Pero no crean que todo es más fácil al suponer que nuestro cuerpo y nuestra imagen no son del todo nuestras, que significan “lo que significan” por su relación con los otros en un contexto sociocultural dado. Ni crean que todo compromiso personal se anula. Valorar esta justificación no implica una claudicación, un abandono de la voluntad a la deriva comunitaria, una cesión de nuestra responsabilidad en la constitución subjetiva, en su valor colectivo. Tomar conciencia del valor del “otro” en los procesos identitarios y subjetivos, sería el primer paso para problematizar el cuerpo y autoproclamarnos agentes de su transformación, creadores de sus imágenes. Supondría cuestionar lo que somos no como algo dado sino como algo modificado individual y socioculturalmente y, como tal, susceptible de ser alterado, no solo material y biotecnológicamente, sino en términos de significado y valor social. Esta tesis construccionista implica que los procesos de producción de los cuerpos pueden ser hasta cierto punto desvelados, comprendidos y apropiados para una acción política. Lo que no está claro es la eficacia en la manera de visibilizar, resignificar o, incluso, “designificar” colectivamente el cuerpo. En qué medida es posible para los otros, para el cuerpo propio desde el cuerpo propio constituido también por los otros. En qué medida podemos convertir esa problematización tan habitual en las prácticas feministas y queer, en política social que trasciende a la vida de las personas.

Por eso siempre que nos mostramos (off/online) comenzamos en nuestro cuerpo conformado como una o muchas imágenes, como construcción simbólica24, con sus maneras de ver, sus filtros identitarios y sociales y sus pretensiones subjetivas.

Haré un paréntesis y observaré mi cuerpo. Quiero identificar mil pátinas y filtros de visión y situar así mi discurso (…) No es fácil y casi tiro la toalla. Tantos lastres ya normalizados. Aunque me consuela pensar que no más que ustedes. Por ello, con ustedes me interrogaré sobre ellos (…) Observen los suyos –sus cuerpos–: sus rostros, pelo, barriga, genitales, piernas, perforaciones, adornos corporales, vestidos y, ¿por qué no?, sus tecnologías y pantallas (¿acaso ellas no se ensamblan a nuestros cuerpos en la vida online?).

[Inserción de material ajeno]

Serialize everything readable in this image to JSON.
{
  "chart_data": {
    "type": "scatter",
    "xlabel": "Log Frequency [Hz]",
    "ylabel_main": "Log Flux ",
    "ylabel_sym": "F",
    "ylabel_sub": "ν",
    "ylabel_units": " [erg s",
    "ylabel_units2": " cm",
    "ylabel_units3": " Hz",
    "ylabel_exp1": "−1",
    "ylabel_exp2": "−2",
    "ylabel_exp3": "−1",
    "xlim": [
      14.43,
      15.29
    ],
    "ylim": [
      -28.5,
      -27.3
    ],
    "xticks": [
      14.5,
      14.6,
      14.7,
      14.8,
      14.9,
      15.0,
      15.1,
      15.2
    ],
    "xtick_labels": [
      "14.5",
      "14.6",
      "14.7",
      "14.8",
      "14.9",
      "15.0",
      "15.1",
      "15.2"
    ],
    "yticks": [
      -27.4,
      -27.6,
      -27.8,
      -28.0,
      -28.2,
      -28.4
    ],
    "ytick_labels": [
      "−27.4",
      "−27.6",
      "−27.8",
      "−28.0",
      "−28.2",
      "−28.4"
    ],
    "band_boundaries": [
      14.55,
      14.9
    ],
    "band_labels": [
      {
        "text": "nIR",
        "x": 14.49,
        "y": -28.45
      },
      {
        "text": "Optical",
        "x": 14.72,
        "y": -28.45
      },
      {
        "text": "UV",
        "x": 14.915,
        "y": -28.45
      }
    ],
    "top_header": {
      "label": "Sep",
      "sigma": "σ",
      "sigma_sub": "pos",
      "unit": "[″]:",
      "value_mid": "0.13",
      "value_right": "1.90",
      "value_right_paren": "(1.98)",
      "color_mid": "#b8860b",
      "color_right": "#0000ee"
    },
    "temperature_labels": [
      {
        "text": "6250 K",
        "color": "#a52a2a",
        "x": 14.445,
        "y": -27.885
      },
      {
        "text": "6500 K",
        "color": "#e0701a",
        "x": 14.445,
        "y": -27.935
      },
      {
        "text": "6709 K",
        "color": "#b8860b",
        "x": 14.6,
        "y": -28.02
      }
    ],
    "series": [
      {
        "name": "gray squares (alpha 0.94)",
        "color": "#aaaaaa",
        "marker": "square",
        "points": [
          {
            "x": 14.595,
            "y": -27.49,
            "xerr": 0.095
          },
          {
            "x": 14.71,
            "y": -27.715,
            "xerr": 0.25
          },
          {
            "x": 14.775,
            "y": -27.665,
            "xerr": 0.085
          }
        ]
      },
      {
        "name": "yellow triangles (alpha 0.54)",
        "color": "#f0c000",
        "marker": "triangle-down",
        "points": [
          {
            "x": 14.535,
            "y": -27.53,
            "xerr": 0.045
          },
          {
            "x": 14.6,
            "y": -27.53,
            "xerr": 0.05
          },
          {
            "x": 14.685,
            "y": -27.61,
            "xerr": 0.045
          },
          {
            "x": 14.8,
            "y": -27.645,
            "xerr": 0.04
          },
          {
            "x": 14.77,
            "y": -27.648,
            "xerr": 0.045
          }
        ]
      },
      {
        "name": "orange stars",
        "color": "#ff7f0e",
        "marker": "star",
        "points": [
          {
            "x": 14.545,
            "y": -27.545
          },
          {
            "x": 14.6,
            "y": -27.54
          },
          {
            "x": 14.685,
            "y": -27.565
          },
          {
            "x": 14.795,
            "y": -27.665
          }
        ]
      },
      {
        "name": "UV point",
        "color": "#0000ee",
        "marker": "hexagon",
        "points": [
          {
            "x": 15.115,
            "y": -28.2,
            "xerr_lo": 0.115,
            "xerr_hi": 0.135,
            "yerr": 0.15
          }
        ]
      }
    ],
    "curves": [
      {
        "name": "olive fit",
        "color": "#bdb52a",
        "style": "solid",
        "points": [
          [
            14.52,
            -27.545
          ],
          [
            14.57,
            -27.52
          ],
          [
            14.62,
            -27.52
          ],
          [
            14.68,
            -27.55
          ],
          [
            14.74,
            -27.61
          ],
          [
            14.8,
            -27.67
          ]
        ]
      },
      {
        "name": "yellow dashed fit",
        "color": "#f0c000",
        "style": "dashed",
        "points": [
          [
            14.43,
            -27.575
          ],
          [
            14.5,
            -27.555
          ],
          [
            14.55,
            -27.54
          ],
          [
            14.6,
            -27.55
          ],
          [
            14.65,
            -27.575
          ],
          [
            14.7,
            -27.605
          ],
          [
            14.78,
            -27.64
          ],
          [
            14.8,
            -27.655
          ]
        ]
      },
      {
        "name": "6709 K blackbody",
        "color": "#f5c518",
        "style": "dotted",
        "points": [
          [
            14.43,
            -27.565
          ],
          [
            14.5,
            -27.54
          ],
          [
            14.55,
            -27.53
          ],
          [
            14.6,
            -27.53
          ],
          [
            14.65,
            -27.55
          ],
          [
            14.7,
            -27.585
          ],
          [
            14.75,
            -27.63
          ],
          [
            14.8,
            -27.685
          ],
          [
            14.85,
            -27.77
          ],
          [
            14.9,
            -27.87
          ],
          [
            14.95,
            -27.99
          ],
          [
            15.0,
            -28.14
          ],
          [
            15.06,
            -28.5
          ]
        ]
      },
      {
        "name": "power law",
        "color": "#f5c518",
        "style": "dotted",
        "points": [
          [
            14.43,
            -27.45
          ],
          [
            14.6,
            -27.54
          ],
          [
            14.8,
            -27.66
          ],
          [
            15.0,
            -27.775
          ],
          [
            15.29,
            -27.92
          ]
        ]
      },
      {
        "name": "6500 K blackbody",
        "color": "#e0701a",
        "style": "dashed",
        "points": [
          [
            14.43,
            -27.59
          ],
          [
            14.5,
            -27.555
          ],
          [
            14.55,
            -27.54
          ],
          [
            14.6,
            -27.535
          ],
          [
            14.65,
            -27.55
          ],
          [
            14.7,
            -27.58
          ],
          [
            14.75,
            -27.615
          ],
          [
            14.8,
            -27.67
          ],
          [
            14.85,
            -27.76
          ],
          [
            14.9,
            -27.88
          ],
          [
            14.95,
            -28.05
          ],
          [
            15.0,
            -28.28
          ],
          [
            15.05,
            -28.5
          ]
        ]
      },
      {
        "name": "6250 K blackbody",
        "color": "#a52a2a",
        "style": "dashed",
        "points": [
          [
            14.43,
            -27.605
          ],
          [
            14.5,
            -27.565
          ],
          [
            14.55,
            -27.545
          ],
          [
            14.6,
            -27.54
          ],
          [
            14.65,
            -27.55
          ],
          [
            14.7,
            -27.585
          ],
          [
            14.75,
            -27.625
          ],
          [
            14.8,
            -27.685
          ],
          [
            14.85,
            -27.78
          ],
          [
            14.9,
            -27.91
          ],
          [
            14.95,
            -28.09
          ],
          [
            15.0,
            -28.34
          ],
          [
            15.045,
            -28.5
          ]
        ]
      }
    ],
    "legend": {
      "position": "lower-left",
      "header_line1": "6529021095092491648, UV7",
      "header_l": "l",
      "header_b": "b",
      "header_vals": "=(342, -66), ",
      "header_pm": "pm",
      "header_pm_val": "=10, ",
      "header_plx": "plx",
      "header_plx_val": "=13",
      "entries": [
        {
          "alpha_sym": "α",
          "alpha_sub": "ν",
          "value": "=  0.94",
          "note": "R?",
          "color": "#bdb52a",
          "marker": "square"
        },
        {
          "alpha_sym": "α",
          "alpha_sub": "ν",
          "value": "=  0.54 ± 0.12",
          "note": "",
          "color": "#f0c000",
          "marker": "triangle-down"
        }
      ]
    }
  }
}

Observen su cultura material en los cuerpos. Los vestidos que también son cuerpo y que permiten al ser humano constituirse en eso que ha elegido ser, “incluso (recordaba Barthes parafraseando a Sartre) cuando lo que ha elegido ser representa lo que los demás han elegido en su lugar”25(…) Y las pantallas como nodo material del ciberespacio, vinculado biopolíticamente al cuerpo. Pantallas que no solo nos visten, sino que aportan una nueva complejidad al propiciar la producción de identidades escindidas del cuerpo, aplazado, y habitualmente escondido en nuestras relaciones interpersonales online. Estas posibilidades de invisibilizar el cuerpo y aligerar nuestra presencia con el valor añadido que da el anonimato virtual, nos susurran sobre un territorio necesario para la reflexión del “ser” en Internet, en consecuencia, para entender nuestra cultura en un nuevo paradigma postcuerpo, que no esconda el papel en las relaciones humanas del no-cuerpo.

No se trataría solo de una posible resignificación de las imágenes del cuerpo a través de las pantallas de ordenador y en Internet. Se trataría también de recordar que de la visibilización se desprenden demandas políticas derivadas del cuerpo. Demandas que reclaman preguntar sobre las circunstancias en que opera el tándem persona-pantalla en las formas de presentación y representación que conlleva hoy la práctica subjetiva e identitaria a través de la mirada. Hacerlo en tanto la fragmentación de nuestras cosas e imágenes online alude a nuevas maneras de crear valor social y posicionamiento, pero ante todo “subjetividad” en el mundo conectado. Sin que ello aminore la impresión de que cuando nos socializamos en una cultura-red, nosotros acompañamos a la imagen que de nosotros tienen los demás; como si, disociados, viviéramos al lado de nuestras representaciones y proyecciones de los otros, es decir, que nosotros siempre vamos adjuntos.